The medic who would tend to the wounds of David and others was Pvt. Kenneth Kays, of Mount Vernon, Illinois. He was a conscientious objector who would not carry a weapon. He initially had gone to Canada to avoid the draft but came back when the Army agreed to let him serve as a medic.

Part of Kays' left leg was blown off during the battle, but he tied a tourniquet around it and continued to tend to the wounded. He would later be awarded the Medal of Honor by President Richard Nixon in a White House ceremony, but would struggle with what became known as post-traumatic stress disorder and addiction that led to his suicide in 1991.

David has cited Kays as an inspiration in his ongoing work as an adjutant with the Disabled American Veterans chapter in Girard, Ohio.

"Seven guys got killed" in the combat on May 7, 1970," David told the Warren, Ohio, Tribune Chronicle in 2023. "Another guy took his life in [1991] from the horrors of what he went through in losing his leg. These names and faces I still see today. These are my brothers who never came home to get old and gray like the rest of us."
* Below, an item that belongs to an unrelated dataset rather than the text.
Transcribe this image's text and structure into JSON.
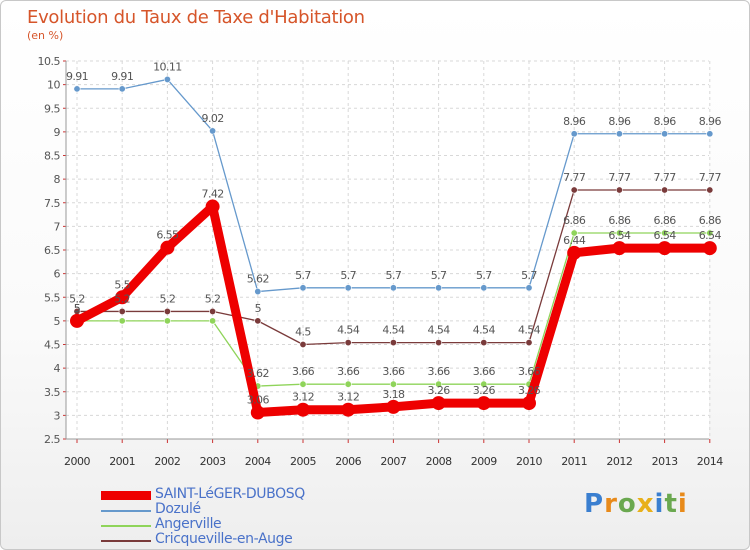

David received the Medal of Honor for his actions while serving as a radio-telephone operator with Company D, 1st Battalion, 506th Infantry, 101st Airborne Division, near Fire Support Base Maureen.

His medal citation stated that, "upon the initial assault and without hesitation, David handed his radio to his platoon sergeant and moved forward to the defensive perimeter, unleashing a barrage of automatic weapons fire on the enemy."

"Each time the enemy attempted to concentrate its fire on the wounded inside the perimeter, David jumped from his position and yelled to draw enemy fire away from his injured comrades and back to himself."

"Although wounded by an exploding satchel charge and running perilously low on ammunition, he tossed hand grenades toward the attackers to effectively counter their fire," the citation said.

In a video interview arranged by the Army last month, David said the Medal of Honor would give him more status "to help more veterans" in his work for the DAV. "I think maybe people will listen more," he said, "and that's my goal for the rest of my life."